Sin ser el proceso del siglo, sus potenciales repercusiones políticas y bilaterales son de suma importancia // La sensación en Nueva York es que está lejos de ser el último capítulo de esta escandalosa historia
Viernes 24 de febrero de 2023, p. 9
Nueva York. Genaro García Luna (el ex funcionario mexicano de mayor rango jamás enjuiciado en Estados Unidos), sentado en la misma corte en que aún está presente el fantasma de El Chapo, volteó a ver por última vez las caras de 12 neoyorquinos anónimos que tenían en sus manos el resto de su vida cuando entregaron la hoja de veredicto al juez.
Hubo silencio absoluto, como si todos hubieran inhalado y aguantaran exhalar mientras el juez revisaba el documento con los cinco cargos criminales escritos y un lugar para palomear si el jurado encontraba culpable
o no culpable
al acusado.
La tensión se elevaba, el acusado se mostraba tenso, su rostro con tintes rojos, su esposa e hijos tomados de la mano en una de las bancas para el público en la parte de atrás de la corte, junto a periodistas, agentes de la DEA y de la fiscalía, y algunos no identificados pero que por sus zapatos boleados, cortes de pelo y posturas físicas no podían ocultar que eran oficiales.
De pronto, el juez frenó todo y declaró un breve receso, el jurado no había palomeado uno de los cargos.
La palabra culpable resonó cinco veces
Minutos después retornó el jurado y entregó de nuevo el papel al juez, quien leyó en voz alta la decisión unánime: la palabra culpable
retumbó cinco veces.
No fue el juicio del siglo
en Estados Unidos. En comparación con el de Joaquín Guzmán Loera, El Chapo, el de García Luna no fue gran nota en este país, casi todos los principales medios nacionales no asignaron a reporteros y sólo registraron la noticia el primero y el último día.
García Luna no tiene un perfil como el de El Chapo –no tiene un papel en una serie de Netflix, ni canciones sobre él, ni una celebridad lo había entrevistado, ni llegaron turistas a verlo en el tribunal–, aunque algunos argumentan que este juicio fue mucho más importante por su impacto político y sus potenciales consecuencias para la relación bilateral.
Sí hubo un poco de teatro y hasta música, algo que uno sólo puede suponer que a veces asombró y aterrorizó al jurado.
Pasó un desfile de apodos de los narcotraficantes que eran testigos cooperantes: El Grande (algunos del jurado se echaron para atrás la primera vez que entró a la sala), El Rey, El Conejo y El Lobo, quienes mencionaban a El Chapo, El Mayo, al Elegante o La Barbie.
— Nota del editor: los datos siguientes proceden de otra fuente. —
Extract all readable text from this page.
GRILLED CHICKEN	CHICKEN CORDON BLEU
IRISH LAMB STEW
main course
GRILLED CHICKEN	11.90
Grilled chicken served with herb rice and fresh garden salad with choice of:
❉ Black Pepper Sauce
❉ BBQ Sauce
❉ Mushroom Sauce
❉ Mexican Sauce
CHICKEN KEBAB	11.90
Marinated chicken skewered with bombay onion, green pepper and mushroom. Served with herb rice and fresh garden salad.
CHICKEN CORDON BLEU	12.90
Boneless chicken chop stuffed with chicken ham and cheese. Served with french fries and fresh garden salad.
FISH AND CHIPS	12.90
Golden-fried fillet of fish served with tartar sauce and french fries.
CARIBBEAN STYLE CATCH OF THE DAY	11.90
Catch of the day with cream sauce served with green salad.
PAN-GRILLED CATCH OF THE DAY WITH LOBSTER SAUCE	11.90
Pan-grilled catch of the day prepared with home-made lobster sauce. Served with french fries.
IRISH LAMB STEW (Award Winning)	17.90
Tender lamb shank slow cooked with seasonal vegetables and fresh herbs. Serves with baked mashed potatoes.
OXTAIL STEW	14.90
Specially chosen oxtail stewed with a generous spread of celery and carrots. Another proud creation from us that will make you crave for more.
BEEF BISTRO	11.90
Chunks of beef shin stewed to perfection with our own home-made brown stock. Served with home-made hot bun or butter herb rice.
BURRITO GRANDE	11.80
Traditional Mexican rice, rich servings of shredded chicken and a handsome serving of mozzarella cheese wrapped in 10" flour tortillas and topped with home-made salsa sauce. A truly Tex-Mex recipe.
Algunos de éstos, mientras trataban de recordar a cuánta gente habían asesinado, torturado o secuestrado, hablaron con enorme orgullo y cariño de algunas de sus pertenencias El Conejo casi lloró al recordar su casa en la Ciudad de México, sus hipopótamos y tigres blancos, pero sobre todo su mascota favorita, un gato persa con ojos azules tan blanco como la cocaína
llamado Perico. Cuando el traductor de la corte le preguntó qué era Perico
, respondió, eso, Perico, como… y mostró un par de dedos llevados a su nariz para indicar inhalar cocaína.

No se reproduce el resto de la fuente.